Une réponse aux corps transformés par l’amaigrissement médical

L’essor de cette pratique s’inscrit dans un contexte bien précis. Les États-Unis connaissent depuis plusieurs années une explosion de l’usage de médicaments amaigrissants de nouvelle génération, tels que Ozempic ou ses équivalents, initialement prescrits contre le diabète. Les pertes de poids rapides et parfois massives induites par ces traitements laissent fréquemment des corps et des visages marqués par un relâchement cutané important.
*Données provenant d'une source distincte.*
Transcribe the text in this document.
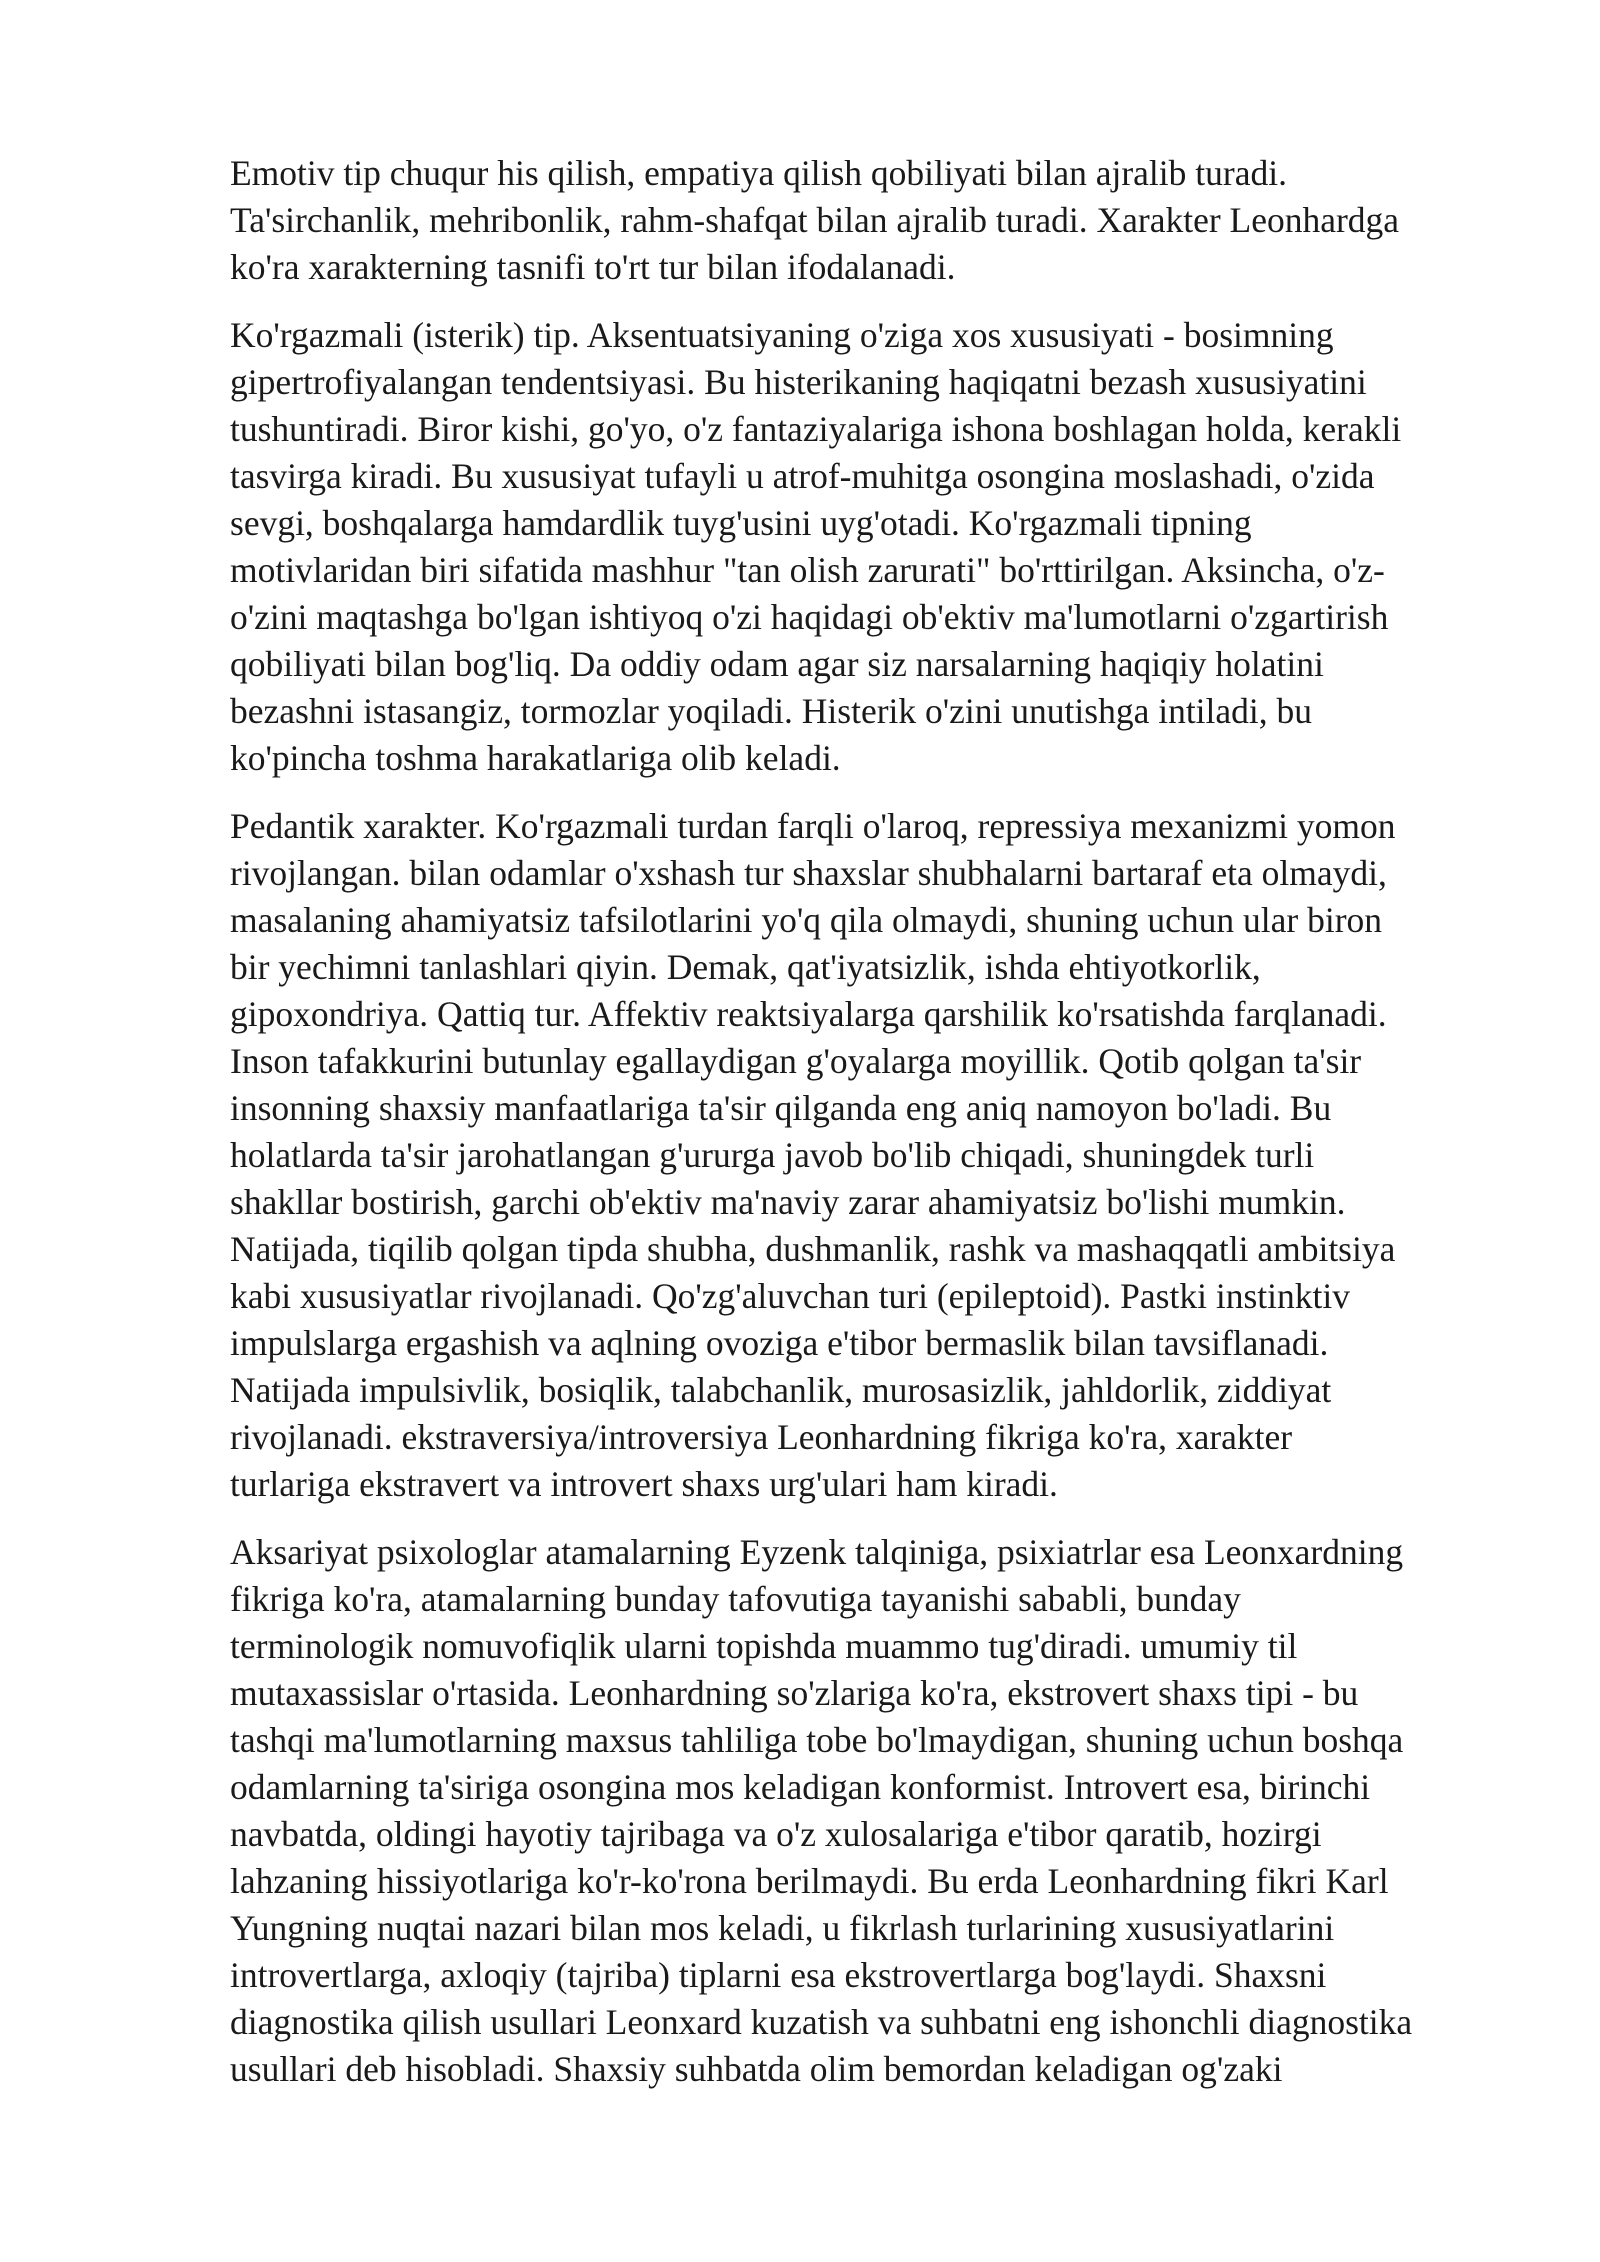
Emotiv tip chuqur his qilish, empatiya qilish qobiliyati bilan ajralib turadi.
Ta'sirchanlik, mehribonlik, rahm-shafqat bilan ajralib turadi. Xarakter Leonhardga
ko'ra xarakterning tasnifi to'rt tur bilan ifodalanadi.
Ko'rgazmali (isterik) tip. Aksentuatsiyaning o'ziga xos xususiyati - bosimning
gipertrofiyalangan tendentsiyasi. Bu histerikaning haqiqatni bezash xususiyatini
tushuntiradi. Biror kishi, go'yo, o'z fantaziyalariga ishona boshlagan holda, kerakli
tasvirga kiradi. Bu xususiyat tufayli u atrof-muhitga osongina moslashadi, o'zida
sevgi, boshqalarga hamdardlik tuyg'usini uyg'otadi. Ko'rgazmali tipning
motivlaridan biri sifatida mashhur "tan olish zarurati" bo'rttirilgan. Aksincha, o'z-
o'zini maqtashga bo'lgan ishtiyoq o'zi haqidagi ob'ektiv ma'lumotlarni o'zgartirish
qobiliyati bilan bog'liq. Da oddiy odam agar siz narsalarning haqiqiy holatini
bezashni istasangiz, tormozlar yoqiladi. Histerik o'zini unutishga intiladi, bu
ko'pincha toshma harakatlariga olib keladi.
Pedantik xarakter. Ko'rgazmali turdan farqli o'laroq, repressiya mexanizmi yomon
rivojlangan. bilan odamlar o'xshash tur shaxslar shubhalarni bartaraf eta olmaydi,
masalaning ahamiyatsiz tafsilotlarini yo'q qila olmaydi, shuning uchun ular biron
bir yechimni tanlashlari qiyin. Demak, qat'iyatsizlik, ishda ehtiyotkorlik,
gipoxondriya. Qattiq tur. Affektiv reaktsiyalarga qarshilik ko'rsatishda farqlanadi.
Inson tafakkurini butunlay egallaydigan g'oyalarga moyillik. Qotib qolgan ta'sir
insonning shaxsiy manfaatlariga ta'sir qilganda eng aniq namoyon bo'ladi. Bu
holatlarda ta'sir jarohatlangan g'ururga javob bo'lib chiqadi, shuningdek turli
shakllar bostirish, garchi ob'ektiv ma'naviy zarar ahamiyatsiz bo'lishi mumkin.
Natijada, tiqilib qolgan tipda shubha, dushmanlik, rashk va mashaqqatli ambitsiya
kabi xususiyatlar rivojlanadi. Qo'zg'aluvchan turi (epileptoid). Pastki instinktiv
impulslarga ergashish va aqlning ovoziga e'tibor bermaslik bilan tavsiflanadi.
Natijada impulsivlik, bosiqlik, talabchanlik, murosasizlik, jahldorlik, ziddiyat
rivojlanadi. ekstraversiya/introversiya Leonhardning fikriga ko'ra, xarakter
turlariga ekstravert va introvert shaxs urg'ulari ham kiradi.
Aksariyat psixologlar atamalarning Eyzenk talqiniga, psixiatrlar esa Leonxardning
fikriga ko'ra, atamalarning bunday tafovutiga tayanishi sababli, bunday
terminologik nomuvofiqlik ularni topishda muammo tug'diradi. umumiy til
mutaxassislar o'rtasida. Leonhardning so'zlariga ko'ra, ekstrovert shaxs tipi - bu
tashqi ma'lumotlarning maxsus tahliliga tobe bo'lmaydigan, shuning uchun boshqa
odamlarning ta'siriga osongina mos keladigan konformist. Introvert esa, birinchi
navbatda, oldingi hayotiy tajribaga va o'z xulosalariga e'tibor qaratib, hozirgi
lahzaning hissiyotlariga ko'r-ko'rona berilmaydi. Bu erda Leonhardning fikri Karl
Yungning nuqtai nazari bilan mos keladi, u fikrlash turlarining xususiyatlarini
introvertlarga, axloqiy (tajriba) tiplarni esa ekstrovertlarga bog'laydi. Shaxsni
diagnostika qilish usullari Leonxard kuzatish va suhbatni eng ishonchli diagnostika
usullari deb hisobladi. Shaxsiy suhbatda olim bemordan keladigan og'zaki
De nombreux patients, après avoir maigri, se retrouvent confrontés à de nouveaux complexes. La chirurgie esthétique devient alors un recours pour « corriger » les effets secondaires visuels de cette transformation corporelle. Dans ce contexte, la graisse de donneur est présentée comme une solution séduisante, capable de restaurer des volumes de manière plus homogène que les techniques traditionnelles. Jusqu’ici, les chirurgiens plasticiens utilisaient soit des implants, soit la graisse autologue, prélevée sur une partie du corps du patient pour être réinjectée ailleurs. Cette seconde méthode, popularisée notamment par certaines interventions de remodelage des fesses, suppose toutefois que le patient dispose de réserves graisseuses suffisantes. L’alloClae contourne cette contrainte en apportant une matière prête à l’emploi, disponible en quantité et présentée comme biologiquement compatible. La matière première provient de banques de tissus. Aux États-Unis, les personnes qui font don de leur corps à la science permettent non seulement des prélèvements à des fins de recherche ou de transplantation, mais aussi la récupération de tissus adipeux. Ces cellules sont ensuite traitées, purifiées et transformées avant d’être revendues aux acteurs de la chirurgie esthétique.

Entre prouesse médicale et malaise éthique

La pratique n’est pas totalement inédite. D’autres produits à base de graisse humaine existent déjà, mais leur usage était jusqu’ici limité à de petites injections, notamment au niveau du visage. La nouveauté réside dans l’ampleur des volumes injectés et dans la banalisation progressive de cette origine post-mortem auprès d’une clientèle en quête de résultats spectaculaires. Cette évolution ne manque pas de susciter des interrogations. Si les aspects sanitaires sont strictement encadrés, le recours à des tissus issus de personnes décédées pour des usages esthétiques interroge sur la frontière entre progrès médical et marchandisation du corps humain. La question du consentement des donneurs, souvent formulé de manière générale pour la science, se pose également avec acuité lorsque les tissus servent à des interventions de confort réservées à une élite financière. Pour l’instant, l’engouement semble l’emporter sur les scrupules. Dans les cabinets spécialisés, la graisse post-mortem est présentée comme une innovation haut de gamme, plus naturelle que les implants et plus flexible que les techniques classiques. Mais derrière la promesse de corps remodelés à la carte se dessine une réalité plus troublante : celle d’un marché où même la matière humaine devient une ressource esthétique, valorisée, transformée et vendue au plus offrant.